The fact is, I commit plenty of sins when I should “know better,” and all too often I lack the repentance I should show for these things. What I fail to recognize is that, as Prof. Em. Daniel Deutschlander once said, “We all sin to the extent to which we are capable, and so we’re all completely filthy before God.”
But beyond what this says about my own sad spiritual state, there is a concern for how this affects the people around me, especially my children, who look to me for spiritual guidance. To explain, imagine another situation with me. Let’s say you’re having a conversation with a fellow church member about the problem of pornography. “Oh, that whole thing is just so disgusting,” you might say. “I have no respect for someone who looks at that garbage! I would be shocked – just shocked! – if I found out one of my kids was doing that. I wouldn’t even believe it!” (You might think, “I’d never say anything like that,” but I have heard plenty of wise and humble Christians say just these things). Now, imagine that after this conversation with your fellow member you went home and your child confessed to you that he or she feels trapped by an addiction to pornography?
It would certainly change your mindset quickly about the nature of the problem. But now let’s change the situation a little. Imagine that while you’re having that conversation with that fellow member, your child is standing nearby, listening in. Do you think that confession will ever come? How will that child get free?
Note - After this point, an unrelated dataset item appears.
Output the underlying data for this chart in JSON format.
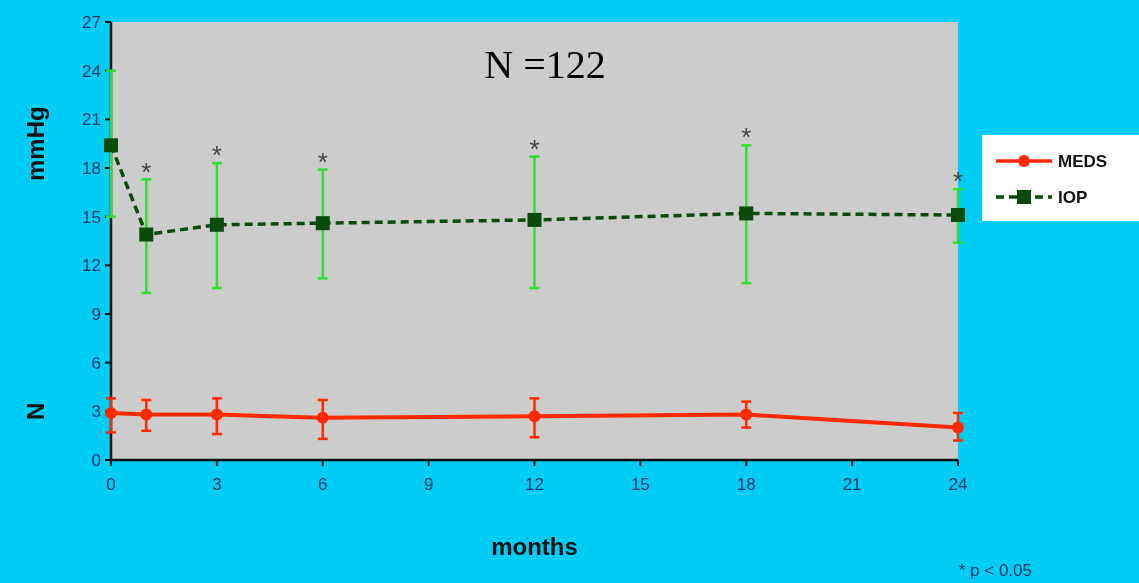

See, the way we talk about sin – and yes, even serious, disgusting, damaging sins – has an impact those caught in sin, and so we can either be the ones who compassionately lead them out of sin, or the ones who leave them feeling lost and alone and trapped by their sin. None of us want to be the latter. So is the solution to stop making a big deal about “big deal” sins? Not at all. The solution is to see all our sins as a big deal.
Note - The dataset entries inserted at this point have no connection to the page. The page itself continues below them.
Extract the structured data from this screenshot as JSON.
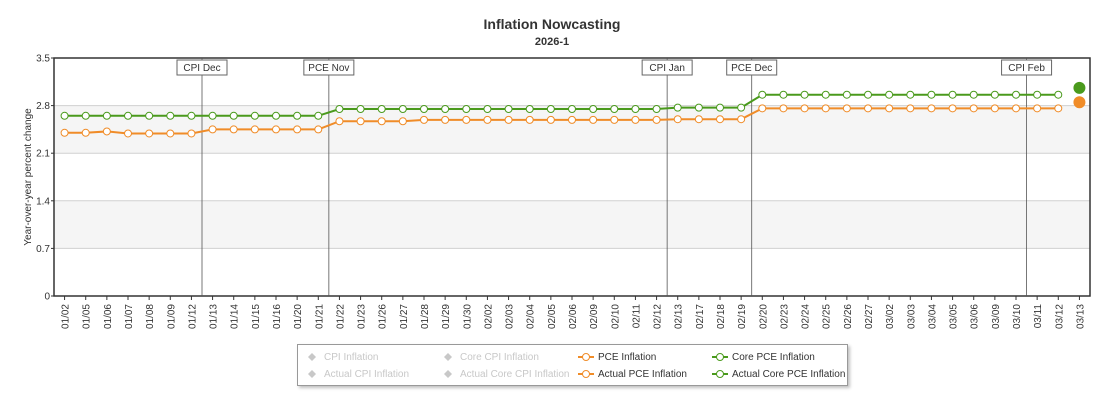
{
  "chart_data": {
    "type": "line",
    "title": "Inflation Nowcasting",
    "subtitle": "2026-1",
    "ylabel": "Year-over-year percent change",
    "ylim": [
      0,
      3.5
    ],
    "yticks": [
      "0",
      "0.7",
      "1.4",
      "2.1",
      "2.8",
      "3.5"
    ],
    "categories": [
      "01/02",
      "01/05",
      "01/06",
      "01/07",
      "01/08",
      "01/09",
      "01/12",
      "01/13",
      "01/14",
      "01/15",
      "01/16",
      "01/20",
      "01/21",
      "01/22",
      "01/23",
      "01/26",
      "01/27",
      "01/28",
      "01/29",
      "01/30",
      "02/02",
      "02/03",
      "02/04",
      "02/05",
      "02/06",
      "02/09",
      "02/10",
      "02/11",
      "02/12",
      "02/13",
      "02/17",
      "02/18",
      "02/19",
      "02/20",
      "02/23",
      "02/24",
      "02/25",
      "02/26",
      "02/27",
      "03/02",
      "03/03",
      "03/04",
      "03/05",
      "03/06",
      "03/09",
      "03/10",
      "03/11",
      "03/12",
      "03/13"
    ],
    "events": [
      {
        "label": "CPI Dec",
        "at": "01/13"
      },
      {
        "label": "PCE Nov",
        "at": "01/22"
      },
      {
        "label": "CPI Jan",
        "at": "02/13"
      },
      {
        "label": "PCE Dec",
        "at": "02/20"
      },
      {
        "label": "CPI Feb",
        "at": "03/11"
      }
    ],
    "series": [
      {
        "name": "Core PCE Inflation",
        "color": "#4a9a1c",
        "values": [
          2.65,
          2.65,
          2.65,
          2.65,
          2.65,
          2.65,
          2.65,
          2.65,
          2.65,
          2.65,
          2.65,
          2.65,
          2.65,
          2.75,
          2.75,
          2.75,
          2.75,
          2.75,
          2.75,
          2.75,
          2.75,
          2.75,
          2.75,
          2.75,
          2.75,
          2.75,
          2.75,
          2.75,
          2.75,
          2.77,
          2.77,
          2.77,
          2.77,
          2.96,
          2.96,
          2.96,
          2.96,
          2.96,
          2.96,
          2.96,
          2.96,
          2.96,
          2.96,
          2.96,
          2.96,
          2.96,
          2.96,
          2.96,
          null
        ]
      },
      {
        "name": "PCE Inflation",
        "color": "#f08c28",
        "values": [
          2.4,
          2.4,
          2.42,
          2.39,
          2.39,
          2.39,
          2.39,
          2.45,
          2.45,
          2.45,
          2.45,
          2.45,
          2.45,
          2.57,
          2.57,
          2.57,
          2.57,
          2.59,
          2.59,
          2.59,
          2.59,
          2.59,
          2.59,
          2.59,
          2.59,
          2.59,
          2.59,
          2.59,
          2.59,
          2.6,
          2.6,
          2.6,
          2.6,
          2.76,
          2.76,
          2.76,
          2.76,
          2.76,
          2.76,
          2.76,
          2.76,
          2.76,
          2.76,
          2.76,
          2.76,
          2.76,
          2.76,
          2.76,
          null
        ]
      },
      {
        "name": "Actual Core PCE Inflation",
        "color": "#4a9a1c",
        "values": [
          null,
          null,
          null,
          null,
          null,
          null,
          null,
          null,
          null,
          null,
          null,
          null,
          null,
          null,
          null,
          null,
          null,
          null,
          null,
          null,
          null,
          null,
          null,
          null,
          null,
          null,
          null,
          null,
          null,
          null,
          null,
          null,
          null,
          null,
          null,
          null,
          null,
          null,
          null,
          null,
          null,
          null,
          null,
          null,
          null,
          null,
          null,
          null,
          3.06
        ]
      },
      {
        "name": "Actual PCE Inflation",
        "color": "#f08c28",
        "values": [
          null,
          null,
          null,
          null,
          null,
          null,
          null,
          null,
          null,
          null,
          null,
          null,
          null,
          null,
          null,
          null,
          null,
          null,
          null,
          null,
          null,
          null,
          null,
          null,
          null,
          null,
          null,
          null,
          null,
          null,
          null,
          null,
          null,
          null,
          null,
          null,
          null,
          null,
          null,
          null,
          null,
          null,
          null,
          null,
          null,
          null,
          null,
          null,
          2.85
        ]
      }
    ],
    "grid": true,
    "legend_position": "bottom-center",
    "legend": [
      {
        "label": "CPI Inflation",
        "active": false,
        "kind": "diamond",
        "color": "#c8c8c8"
      },
      {
        "label": "Core CPI Inflation",
        "active": false,
        "kind": "diamond",
        "color": "#c8c8c8"
      },
      {
        "label": "PCE Inflation",
        "active": true,
        "kind": "line",
        "color": "#f08c28"
      },
      {
        "label": "Core PCE Inflation",
        "active": true,
        "kind": "line",
        "color": "#4a9a1c"
      },
      {
        "label": "Actual CPI Inflation",
        "active": false,
        "kind": "diamond",
        "color": "#c8c8c8"
      },
      {
        "label": "Actual Core CPI Inflation",
        "active": false,
        "kind": "diamond",
        "color": "#c8c8c8"
      },
      {
        "label": "Actual PCE Inflation",
        "active": true,
        "kind": "line",
        "color": "#f08c28"
      },
      {
        "label": "Actual Core PCE Inflation",
        "active": true,
        "kind": "line",
        "color": "#4a9a1c"
      }
    ]
  }
}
Paul wrote to Timothy, “This is a trustworthy saying that deserves full acceptance – ‘Christ Jesus came to save sinners, of whom I am the worst’” (1 Timothy 1:15). The notion behind Paul’s words “full acceptance” is really “to fully apply to oneself.” In other word, Paul is saying, “I can say this about myself. You can say this about yourself. Everyone can say this with complete honesty.”
I am the worst sinner I know. You are the worst sinner you know.
But Paul’s “trustworthy saying” isn’t just about our sinfulness. “Christ Jesus came to save sinners.” The worst of sinners. If I am the worst sinner I know, and Christ Jesus came to save me, what does that say about everyone else? How does that change my attitude toward others?
This is the amazing grace of God, an amazing grace we want to take hold of every day. “I am the worst… and Jesus came for me!” For all the awful evil in my heart and mind, I can be sure that Christ Jesus came to save me.
That’s the grace we want everyone else to have, especially those feeling trapped by their sins. We have the unique opportunity to be the ones to reach out to them and show them that grace. But to do so, we need to be thoughtful about how we talk about sin, and we need to encourage each other in that thoughtfulness.
The next time you and some friends are talking about how unnatural homosexuality is, maybe stop and remind each other that we all have sexual sins. And Jesus came to redeem us from them.
The next time you hear about someone losing their temper and doing something terrible, remember that we all have areas where we lack self-control. And Jesus came to redeem us from them.
The next time you lament someone who has fallen into addiction, remember that we all tend to let the things of this earth master us. And Jesus came to redeem us from them.
Jesus came to redeem the absolute worst sinners… and that means all of us.